Sessão homenageia Mossoró lembrando personalidades

Crispiniano, Antônio Francisco e Allyson Bezerra: homenagens em dia de festa (Foto: Eduardo Maia)

Por proposição do deputado Allyson Bezerra (Solidariedade), a Assembleia Legislativa do RN realizou em Mossoró no Teatro Lauro Monte Filho, à noite dessa sexta-feira (15), sessão solene pelos 167 anos de emancipação política do município.

Em sua fala, o parlamentar mossoroense enalteceu a “história de luta e resistência” que marca Mossoró, mas defendeu que não fique no passado apenas como uma lembrança, “mas que seja inspiração para o futuro, um futuro melhor”.

Nomes representativos de Mossoró foram homenageados, como Padre Sátiro Cavalcanti; o poeta mossoroense Antônio Francisco; o escritor David Leite; o pastor José Dantas Filho; o médico Cure de Medeiros; o servidor da Ufersa Francimar Honorato dos Santos; o jornalista Emery Costa; a pesquisadora Maria Lúcia da Escóssia e o ex-jogador de futebol do Potiguar Odilon Gomes de Almeida.

Homenageados

A apresentação cultural foi feita pelos poetas Antônio Francisco e o pequeno Moisés Marinho, de apenas 11 anos – que surpreenderam o público com um show de talento.

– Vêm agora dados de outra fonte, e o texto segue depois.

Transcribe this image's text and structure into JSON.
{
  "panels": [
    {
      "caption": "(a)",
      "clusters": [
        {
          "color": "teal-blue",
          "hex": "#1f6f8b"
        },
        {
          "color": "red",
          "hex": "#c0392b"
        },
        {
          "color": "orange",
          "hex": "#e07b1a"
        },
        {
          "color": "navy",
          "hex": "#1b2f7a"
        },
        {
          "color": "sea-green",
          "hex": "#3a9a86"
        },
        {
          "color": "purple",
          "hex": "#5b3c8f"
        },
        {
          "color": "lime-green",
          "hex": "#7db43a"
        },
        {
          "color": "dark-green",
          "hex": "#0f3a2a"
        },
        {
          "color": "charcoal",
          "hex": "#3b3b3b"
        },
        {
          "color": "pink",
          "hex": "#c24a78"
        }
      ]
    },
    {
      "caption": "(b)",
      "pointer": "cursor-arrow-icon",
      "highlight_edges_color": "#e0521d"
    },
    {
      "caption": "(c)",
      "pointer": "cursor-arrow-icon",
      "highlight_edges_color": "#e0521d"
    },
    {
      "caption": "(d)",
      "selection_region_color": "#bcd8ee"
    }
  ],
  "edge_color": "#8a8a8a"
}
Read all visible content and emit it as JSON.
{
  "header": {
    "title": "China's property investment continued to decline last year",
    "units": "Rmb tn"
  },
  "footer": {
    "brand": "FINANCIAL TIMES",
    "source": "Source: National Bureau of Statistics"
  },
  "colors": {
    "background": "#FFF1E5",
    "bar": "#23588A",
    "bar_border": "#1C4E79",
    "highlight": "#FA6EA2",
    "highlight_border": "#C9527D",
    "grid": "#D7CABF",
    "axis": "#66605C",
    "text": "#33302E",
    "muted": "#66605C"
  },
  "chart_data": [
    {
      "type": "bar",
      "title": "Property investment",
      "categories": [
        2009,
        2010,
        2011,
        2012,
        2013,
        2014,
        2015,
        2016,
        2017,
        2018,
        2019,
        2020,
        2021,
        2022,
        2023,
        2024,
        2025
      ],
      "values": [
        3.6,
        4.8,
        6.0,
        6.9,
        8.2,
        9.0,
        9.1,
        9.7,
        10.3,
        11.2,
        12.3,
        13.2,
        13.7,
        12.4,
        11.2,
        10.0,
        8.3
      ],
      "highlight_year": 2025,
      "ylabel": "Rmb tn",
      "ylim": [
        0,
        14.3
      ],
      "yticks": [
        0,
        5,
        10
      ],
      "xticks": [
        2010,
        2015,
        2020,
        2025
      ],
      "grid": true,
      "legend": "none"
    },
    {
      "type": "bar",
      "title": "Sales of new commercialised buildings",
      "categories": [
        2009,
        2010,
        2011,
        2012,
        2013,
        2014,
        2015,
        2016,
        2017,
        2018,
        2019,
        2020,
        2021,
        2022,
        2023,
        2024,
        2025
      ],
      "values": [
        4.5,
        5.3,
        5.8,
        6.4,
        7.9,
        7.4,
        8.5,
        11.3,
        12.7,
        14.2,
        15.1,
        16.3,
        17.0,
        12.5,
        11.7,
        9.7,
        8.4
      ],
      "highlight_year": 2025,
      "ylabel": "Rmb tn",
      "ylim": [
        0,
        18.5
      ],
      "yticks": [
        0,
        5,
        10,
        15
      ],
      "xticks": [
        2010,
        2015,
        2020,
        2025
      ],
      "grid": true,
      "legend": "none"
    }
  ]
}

Participaram ainda do evento, a deputada estadual Isolda Dantas (PT) e o deputado estadual Dr. Bernardo Amorim (Avante); o reitor da Universidade do Estado do RN (UERN) Pedro Fernandes Ribeiro; o vice-reitor da Universidade Federal Rural do Semiárido (UFERSA) José Domingues Fontenele Neto; a vice-prefeita de Mossoró Nayara Gadelha (PP); o presidente da Fundação José Augusto Crispiniano Neto e a presidente da Câmara de Mossoró Izabel Montenegro (MDB), bem como os vereadores Raério Araújo (PRB), Manoel Bezerra (PRTB) e Genilson Alves (PMN).

Com informações da AL e Assessoria de Allyson Bezerra.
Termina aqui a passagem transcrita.